– Да, это верно. Но электрический угорь все-таки мог стегнуть меня хвостом и подправить синяк, когда я купался. А я этого не заметил. Но я почувствовал что-то… Я помню.
– Вот врет-то! Ах, лгун! И это кому же? Свидетельнице, которая видела, как он с трапеции сверзился.
– Оставь, Глаша. Я знаю только одно, что с вечера синяк был меньше, а наутро, когда я выкупался в море, он разросся втрое… Ну, и значит, электрический угорь. Садитесь, доктор. Кофею не прикажете ли? – предложил Николай Иванович Потрашову.
– Два раза уж сегодня кофе пил, – отвечал доктор, присаживаясь к столу и развертывая местный листок, где печатаются биаррицкие злобы дня, а главное, фамилии приезжих на морские купания. – Сейчас я переведу вам, что здесь напечатано о вас.
И доктор, смотря во французский текст, начал читать по-русски:
– «Вчера в нашем прекрасном уголке – Биаррице случилось небывалое печальное происшествие, жертвою которого сделался один крупный русский коммерсант Николай де Иванов, из Петербурга, вот уже около двух недель проживающий у нас с своей красивой супругой Глафирой де Ивановой…»
– Вот видишь, значит, и про меня есть… – проговорила Глафира Семеновна, вспыхнув от удовольствия.

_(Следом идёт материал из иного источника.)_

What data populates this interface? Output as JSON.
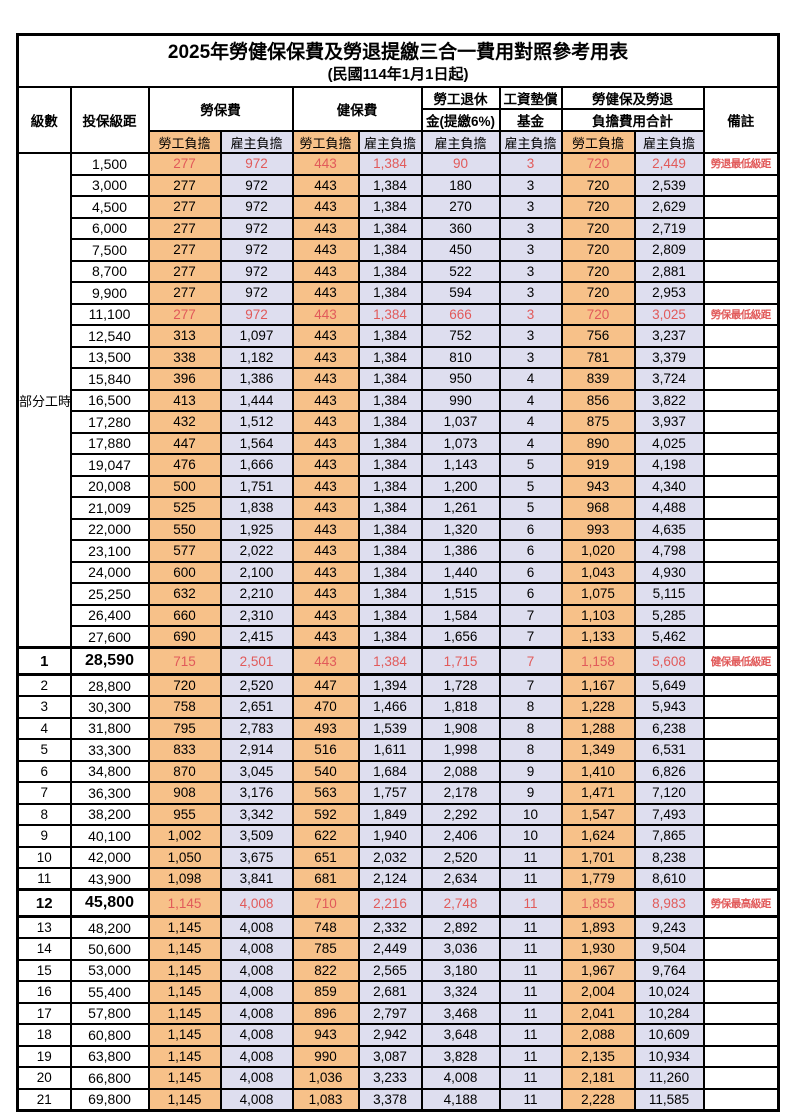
{
  "title": "2025年勞健保保費及勞退提繳三合一費用對照參考用表",
  "subtitle": "(民國114年1月1日起)",
  "colors": {
    "employee_column_bg": "#f7c189",
    "employer_column_bg": "#dedeef",
    "highlight_text": "#e15a5a",
    "border": "#000000"
  },
  "header": {
    "level": "級數",
    "bracket": "投保級距",
    "labor_ins": "勞保費",
    "health_ins": "健保費",
    "pension_l1": "勞工退休",
    "pension_l2": "金(提繳6%)",
    "wage_fund_l1": "工資墊償",
    "wage_fund_l2": "基金",
    "total_l1": "勞健保及勞退",
    "total_l2": "負擔費用合計",
    "note": "備註",
    "employee": "勞工負擔",
    "employer": "雇主負擔"
  },
  "table": {
    "part_time_label": "部分工時",
    "part_time_rowspan": 23,
    "rows": [
      {
        "level": "",
        "bracket": "1,500",
        "v": [
          "277",
          "972",
          "443",
          "1,384",
          "90",
          "3",
          "720",
          "2,449"
        ],
        "note": "勞退最低級距",
        "red": true
      },
      {
        "level": "",
        "bracket": "3,000",
        "v": [
          "277",
          "972",
          "443",
          "1,384",
          "180",
          "3",
          "720",
          "2,539"
        ]
      },
      {
        "level": "",
        "bracket": "4,500",
        "v": [
          "277",
          "972",
          "443",
          "1,384",
          "270",
          "3",
          "720",
          "2,629"
        ]
      },
      {
        "level": "",
        "bracket": "6,000",
        "v": [
          "277",
          "972",
          "443",
          "1,384",
          "360",
          "3",
          "720",
          "2,719"
        ]
      },
      {
        "level": "",
        "bracket": "7,500",
        "v": [
          "277",
          "972",
          "443",
          "1,384",
          "450",
          "3",
          "720",
          "2,809"
        ]
      },
      {
        "level": "",
        "bracket": "8,700",
        "v": [
          "277",
          "972",
          "443",
          "1,384",
          "522",
          "3",
          "720",
          "2,881"
        ]
      },
      {
        "level": "",
        "bracket": "9,900",
        "v": [
          "277",
          "972",
          "443",
          "1,384",
          "594",
          "3",
          "720",
          "2,953"
        ]
      },
      {
        "level": "",
        "bracket": "11,100",
        "v": [
          "277",
          "972",
          "443",
          "1,384",
          "666",
          "3",
          "720",
          "3,025"
        ],
        "note": "勞保最低級距",
        "red": true
      },
      {
        "level": "",
        "bracket": "12,540",
        "v": [
          "313",
          "1,097",
          "443",
          "1,384",
          "752",
          "3",
          "756",
          "3,237"
        ]
      },
      {
        "level": "",
        "bracket": "13,500",
        "v": [
          "338",
          "1,182",
          "443",
          "1,384",
          "810",
          "3",
          "781",
          "3,379"
        ]
      },
      {
        "level": "",
        "bracket": "15,840",
        "v": [
          "396",
          "1,386",
          "443",
          "1,384",
          "950",
          "4",
          "839",
          "3,724"
        ]
      },
      {
        "level": "",
        "bracket": "16,500",
        "v": [
          "413",
          "1,444",
          "443",
          "1,384",
          "990",
          "4",
          "856",
          "3,822"
        ]
      },
      {
        "level": "",
        "bracket": "17,280",
        "v": [
          "432",
          "1,512",
          "443",
          "1,384",
          "1,037",
          "4",
          "875",
          "3,937"
        ]
      },
      {
        "level": "",
        "bracket": "17,880",
        "v": [
          "447",
          "1,564",
          "443",
          "1,384",
          "1,073",
          "4",
          "890",
          "4,025"
        ]
      },
      {
        "level": "",
        "bracket": "19,047",
        "v": [
          "476",
          "1,666",
          "443",
          "1,384",
          "1,143",
          "5",
          "919",
          "4,198"
        ]
      },
      {
        "level": "",
        "bracket": "20,008",
        "v": [
          "500",
          "1,751",
          "443",
          "1,384",
          "1,200",
          "5",
          "943",
          "4,340"
        ]
      },
      {
        "level": "",
        "bracket": "21,009",
        "v": [
          "525",
          "1,838",
          "443",
          "1,384",
          "1,261",
          "5",
          "968",
          "4,488"
        ]
      },
      {
        "level": "",
        "bracket": "22,000",
        "v": [
          "550",
          "1,925",
          "443",
          "1,384",
          "1,320",
          "6",
          "993",
          "4,635"
        ]
      },
      {
        "level": "",
        "bracket": "23,100",
        "v": [
          "577",
          "2,022",
          "443",
          "1,384",
          "1,386",
          "6",
          "1,020",
          "4,798"
        ]
      },
      {
        "level": "",
        "bracket": "24,000",
        "v": [
          "600",
          "2,100",
          "443",
          "1,384",
          "1,440",
          "6",
          "1,043",
          "4,930"
        ]
      },
      {
        "level": "",
        "bracket": "25,250",
        "v": [
          "632",
          "2,210",
          "443",
          "1,384",
          "1,515",
          "6",
          "1,075",
          "5,115"
        ]
      },
      {
        "level": "",
        "bracket": "26,400",
        "v": [
          "660",
          "2,310",
          "443",
          "1,384",
          "1,584",
          "7",
          "1,103",
          "5,285"
        ]
      },
      {
        "level": "",
        "bracket": "27,600",
        "v": [
          "690",
          "2,415",
          "443",
          "1,384",
          "1,656",
          "7",
          "1,133",
          "5,462"
        ]
      },
      {
        "level": "1",
        "bracket": "28,590",
        "v": [
          "715",
          "2,501",
          "443",
          "1,384",
          "1,715",
          "7",
          "1,158",
          "5,608"
        ],
        "note": "健保最低級距",
        "red": true,
        "em": true
      },
      {
        "level": "2",
        "bracket": "28,800",
        "v": [
          "720",
          "2,520",
          "447",
          "1,394",
          "1,728",
          "7",
          "1,167",
          "5,649"
        ]
      },
      {
        "level": "3",
        "bracket": "30,300",
        "v": [
          "758",
          "2,651",
          "470",
          "1,466",
          "1,818",
          "8",
          "1,228",
          "5,943"
        ]
      },
      {
        "level": "4",
        "bracket": "31,800",
        "v": [
          "795",
          "2,783",
          "493",
          "1,539",
          "1,908",
          "8",
          "1,288",
          "6,238"
        ]
      },
      {
        "level": "5",
        "bracket": "33,300",
        "v": [
          "833",
          "2,914",
          "516",
          "1,611",
          "1,998",
          "8",
          "1,349",
          "6,531"
        ]
      },
      {
        "level": "6",
        "bracket": "34,800",
        "v": [
          "870",
          "3,045",
          "540",
          "1,684",
          "2,088",
          "9",
          "1,410",
          "6,826"
        ]
      },
      {
        "level": "7",
        "bracket": "36,300",
        "v": [
          "908",
          "3,176",
          "563",
          "1,757",
          "2,178",
          "9",
          "1,471",
          "7,120"
        ]
      },
      {
        "level": "8",
        "bracket": "38,200",
        "v": [
          "955",
          "3,342",
          "592",
          "1,849",
          "2,292",
          "10",
          "1,547",
          "7,493"
        ]
      },
      {
        "level": "9",
        "bracket": "40,100",
        "v": [
          "1,002",
          "3,509",
          "622",
          "1,940",
          "2,406",
          "10",
          "1,624",
          "7,865"
        ]
      },
      {
        "level": "10",
        "bracket": "42,000",
        "v": [
          "1,050",
          "3,675",
          "651",
          "2,032",
          "2,520",
          "11",
          "1,701",
          "8,238"
        ]
      },
      {
        "level": "11",
        "bracket": "43,900",
        "v": [
          "1,098",
          "3,841",
          "681",
          "2,124",
          "2,634",
          "11",
          "1,779",
          "8,610"
        ]
      },
      {
        "level": "12",
        "bracket": "45,800",
        "v": [
          "1,145",
          "4,008",
          "710",
          "2,216",
          "2,748",
          "11",
          "1,855",
          "8,983"
        ],
        "note": "勞保最高級距",
        "red": true,
        "em": true
      },
      {
        "level": "13",
        "bracket": "48,200",
        "v": [
          "1,145",
          "4,008",
          "748",
          "2,332",
          "2,892",
          "11",
          "1,893",
          "9,243"
        ]
      },
      {
        "level": "14",
        "bracket": "50,600",
        "v": [
          "1,145",
          "4,008",
          "785",
          "2,449",
          "3,036",
          "11",
          "1,930",
          "9,504"
        ]
      },
      {
        "level": "15",
        "bracket": "53,000",
        "v": [
          "1,145",
          "4,008",
          "822",
          "2,565",
          "3,180",
          "11",
          "1,967",
          "9,764"
        ]
      },
      {
        "level": "16",
        "bracket": "55,400",
        "v": [
          "1,145",
          "4,008",
          "859",
          "2,681",
          "3,324",
          "11",
          "2,004",
          "10,024"
        ]
      },
      {
        "level": "17",
        "bracket": "57,800",
        "v": [
          "1,145",
          "4,008",
          "896",
          "2,797",
          "3,468",
          "11",
          "2,041",
          "10,284"
        ]
      },
      {
        "level": "18",
        "bracket": "60,800",
        "v": [
          "1,145",
          "4,008",
          "943",
          "2,942",
          "3,648",
          "11",
          "2,088",
          "10,609"
        ]
      },
      {
        "level": "19",
        "bracket": "63,800",
        "v": [
          "1,145",
          "4,008",
          "990",
          "3,087",
          "3,828",
          "11",
          "2,135",
          "10,934"
        ]
      },
      {
        "level": "20",
        "bracket": "66,800",
        "v": [
          "1,145",
          "4,008",
          "1,036",
          "3,233",
          "4,008",
          "11",
          "2,181",
          "11,260"
        ]
      },
      {
        "level": "21",
        "bracket": "69,800",
        "v": [
          "1,145",
          "4,008",
          "1,083",
          "3,378",
          "4,188",
          "11",
          "2,228",
          "11,585"
        ]
      }
    ]
  }
}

– Позвольте… не перебивайте, – остановил ее доктор и продолжал: – «Мадам Глафирой де Ивановой, давно уже замеченной по своей грации среди дамского цветника, украшающего наш Гран-Плаж. Нашего гостя Николая де Иванова во время его купания в море ударило в лицо, как он сам рассказывает, большим куском дерева». Большим поленом, бревном – вот как можно перевести… – пояснил доктор. – «После чего осталась опухоль с кровяным подтеком, который мы сами имели возможность наблюсти. Случай этот небывалый в Биаррице. Монсье Николай де Иванов купался один, без беньера и, по его словам, так был ошеломлен ударом, что не заметил, как выброшенное волной дерево уплыло назад в море».
– По моим словам… Никогда я ничего подобного никому не рассказывал, что я не заметил, – проговорил Николай Иванович.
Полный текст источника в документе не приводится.